Editorial
Otro chivo expiatorio de Sánchez
El ataque del Gobierno a las universidades privadas es sólo un pretexto para ocultar el descenso cualitativo que ha sufrido la enseñanza superior pública en los últimos años
El presidente del Gobierno tiende a anunciar iniciativas como si hubiera llegado al poder hace unos días y nada de lo que llevara ocurriendo desde 2018 tuviera que ver con él o con su Gobierno. El hilo conductor de sus revelaciones salvadoras suelen ser los polos de pensamiento crítico, como jueces y medios de comunicación. Ayer le llegó el turno a las universidades privadas, sometidas desde hace meses a una campaña de descalificación bien orquestada entre partidos de izquierda y medios afines y señaladas como actores de un mercado barato de titulaciones. Sánchez dijo ayer, literalmente, que «vamos a combatir el avance de centros privados que priman sin rigor y sin escrúpulos el negocio sobre la calidad. Esos chiringuitos que no cumplen el nivel que cabe exigirle a nuestra educación superior, dañando el conjunto del sistema». La indefinición de Sánchez en este diagnóstico sobre la universidad privada es calumniosa y, en su caso personal, hasta temeraria pues su relación con el asunto no es precisamente ejemplar, ni porque el mismo se licenció en un centro privado ni por cómo obtuvo su tesis doctoral –también en una privada– ni por la oportuna colaboración de su esposa con otra universidad también privada nada más llegar a La Moncloa, al margen de que luego Begoña Gómez hizo negocios particulares en la Complutense. Media docena de ministros también se licenciaron en centros privados.
Contando con tanto asesor presidencial resulta llamativo que el presidente Sánchez no tuviera a mano un resumen de la extensa y exigente normativa que se aplica para el reconocimiento de universidades privadas (un decreto de 2021, una ley orgánica de 2022), aunque, como presidente del Gobierno, debería preocuparle otra cosa: el estado de la universidad pública. El método de argumentación de la izquierda es así de simple: cuando un servicio público no se presta en condiciones, la culpa es del sector privado. Ha habido un crecimiento significativo de universidades privadas, es cierto, y no siempre transparente ni de calidad, pero no menor al incremento, en ocasiones artificioso, de universidades públicas. Ha aumentado la población universitaria española y también la extranjera, sobre todo europea, gracias a los programas Erasmus y los convenios de movilidad, y era necesario acoger su demanda. El sistema universitario en España es único, con centros públicos y privados, y desatar una campaña de desprestigio contra estos últimos es un pésimo favor a la proyección de nuestro país fuera de nuestras fronteras. Que la educación universitaria sea un servicio público no significa que sea monopolio del Estado.

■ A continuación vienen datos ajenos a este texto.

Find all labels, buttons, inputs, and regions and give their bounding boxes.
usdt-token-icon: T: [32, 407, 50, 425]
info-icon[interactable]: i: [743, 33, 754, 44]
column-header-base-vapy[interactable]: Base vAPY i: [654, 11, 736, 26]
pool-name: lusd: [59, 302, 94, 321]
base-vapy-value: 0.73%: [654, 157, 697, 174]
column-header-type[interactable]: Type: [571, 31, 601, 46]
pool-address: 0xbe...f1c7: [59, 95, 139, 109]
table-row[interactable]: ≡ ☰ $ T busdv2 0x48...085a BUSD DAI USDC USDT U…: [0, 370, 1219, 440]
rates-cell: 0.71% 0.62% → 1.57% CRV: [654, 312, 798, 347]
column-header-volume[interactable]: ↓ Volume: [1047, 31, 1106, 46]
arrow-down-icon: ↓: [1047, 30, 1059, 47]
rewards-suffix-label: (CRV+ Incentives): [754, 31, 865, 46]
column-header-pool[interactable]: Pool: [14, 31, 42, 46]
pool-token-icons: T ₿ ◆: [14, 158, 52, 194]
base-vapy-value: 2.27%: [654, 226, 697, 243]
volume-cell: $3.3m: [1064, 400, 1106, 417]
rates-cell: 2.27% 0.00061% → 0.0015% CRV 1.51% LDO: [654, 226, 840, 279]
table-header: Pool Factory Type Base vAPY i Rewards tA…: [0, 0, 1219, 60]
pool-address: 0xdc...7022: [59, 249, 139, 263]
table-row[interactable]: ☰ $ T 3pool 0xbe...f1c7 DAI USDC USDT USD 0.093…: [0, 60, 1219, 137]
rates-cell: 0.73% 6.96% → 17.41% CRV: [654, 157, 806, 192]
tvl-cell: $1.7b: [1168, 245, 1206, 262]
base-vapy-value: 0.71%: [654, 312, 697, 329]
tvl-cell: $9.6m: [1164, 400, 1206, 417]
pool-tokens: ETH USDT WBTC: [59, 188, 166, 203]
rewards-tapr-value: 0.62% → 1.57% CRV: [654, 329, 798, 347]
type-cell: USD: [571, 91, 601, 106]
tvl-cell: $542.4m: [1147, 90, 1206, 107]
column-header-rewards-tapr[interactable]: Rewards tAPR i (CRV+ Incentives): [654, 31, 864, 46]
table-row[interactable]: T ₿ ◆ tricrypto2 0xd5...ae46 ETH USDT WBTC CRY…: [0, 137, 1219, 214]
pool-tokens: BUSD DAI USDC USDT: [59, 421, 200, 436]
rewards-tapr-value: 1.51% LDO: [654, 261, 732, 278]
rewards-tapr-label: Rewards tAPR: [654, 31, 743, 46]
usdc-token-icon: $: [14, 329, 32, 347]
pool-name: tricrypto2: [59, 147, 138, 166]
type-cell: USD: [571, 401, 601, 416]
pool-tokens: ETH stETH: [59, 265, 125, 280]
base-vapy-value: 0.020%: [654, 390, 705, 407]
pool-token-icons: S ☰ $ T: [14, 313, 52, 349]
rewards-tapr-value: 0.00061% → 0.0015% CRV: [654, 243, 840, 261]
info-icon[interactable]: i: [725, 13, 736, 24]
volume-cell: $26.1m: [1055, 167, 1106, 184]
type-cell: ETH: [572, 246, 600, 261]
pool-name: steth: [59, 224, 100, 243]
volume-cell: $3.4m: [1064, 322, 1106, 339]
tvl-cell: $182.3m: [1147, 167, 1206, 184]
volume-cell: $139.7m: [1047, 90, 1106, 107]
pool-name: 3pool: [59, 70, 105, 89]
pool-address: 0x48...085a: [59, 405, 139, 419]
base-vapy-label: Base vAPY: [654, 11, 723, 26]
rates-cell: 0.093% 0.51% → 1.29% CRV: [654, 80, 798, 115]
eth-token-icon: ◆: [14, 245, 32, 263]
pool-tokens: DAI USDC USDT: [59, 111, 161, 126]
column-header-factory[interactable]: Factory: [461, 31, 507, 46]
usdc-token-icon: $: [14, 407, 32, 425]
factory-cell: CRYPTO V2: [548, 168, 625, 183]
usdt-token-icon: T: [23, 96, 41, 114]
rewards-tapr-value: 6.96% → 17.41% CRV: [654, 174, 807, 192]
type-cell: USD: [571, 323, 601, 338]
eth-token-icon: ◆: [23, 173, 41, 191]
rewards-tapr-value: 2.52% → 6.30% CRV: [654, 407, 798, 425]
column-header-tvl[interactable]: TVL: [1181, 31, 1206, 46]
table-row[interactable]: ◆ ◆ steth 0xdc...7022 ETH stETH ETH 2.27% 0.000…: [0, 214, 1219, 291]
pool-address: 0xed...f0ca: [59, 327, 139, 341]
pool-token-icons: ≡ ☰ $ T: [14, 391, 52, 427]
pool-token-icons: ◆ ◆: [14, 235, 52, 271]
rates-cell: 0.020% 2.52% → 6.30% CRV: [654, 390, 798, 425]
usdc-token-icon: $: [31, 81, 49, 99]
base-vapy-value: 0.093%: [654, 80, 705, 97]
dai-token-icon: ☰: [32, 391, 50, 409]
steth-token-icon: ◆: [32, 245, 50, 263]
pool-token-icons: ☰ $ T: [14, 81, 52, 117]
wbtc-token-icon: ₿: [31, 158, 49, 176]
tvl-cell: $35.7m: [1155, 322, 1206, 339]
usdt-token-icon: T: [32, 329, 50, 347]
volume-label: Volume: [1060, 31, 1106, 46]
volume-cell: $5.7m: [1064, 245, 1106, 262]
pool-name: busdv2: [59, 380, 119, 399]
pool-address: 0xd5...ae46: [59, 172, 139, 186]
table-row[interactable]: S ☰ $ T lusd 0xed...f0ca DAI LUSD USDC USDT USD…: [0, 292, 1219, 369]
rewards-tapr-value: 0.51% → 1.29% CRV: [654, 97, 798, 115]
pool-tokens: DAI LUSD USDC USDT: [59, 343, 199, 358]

La denuncia de Sánchez se vuelve contra su propio Ejecutivo, por pasivo, y no es más que el detonante de otro conflicto con la sociedad civil, gratuito e incendiario, para galvanizar a la izquierda. Lo que propone Sánchez es que el Gobierno tenga derecho de veto sobre nuevas universidades privadas, a costa de las competencias autonómicas y para propiciar un nuevo enfrentamiento con la presidenta madrileña, Isabel Díaz Ayuso. Mejor haría en preguntarse porqué la universidad pública no resulta atractiva para tantos miles de jóvenes que, bien informados, optan por la universidad privada. Si hay «chiringuitos», como dice Sánchez, actúe contra ellos. Entre tanto, el Gobierno tiene mucho trabajo con la universidad pública, que, en efecto, ya no cumple con la eficacia de antaño su función de «ascensor social», pero no por culpa de la eclosión de las privadas, sino por desistir, en muchos casos, de la exigencia al profesorado y de la excelencia en el alumno o por desalentar a los jóvenes y brillantes profesores, que ven como una quimera su carrera docente.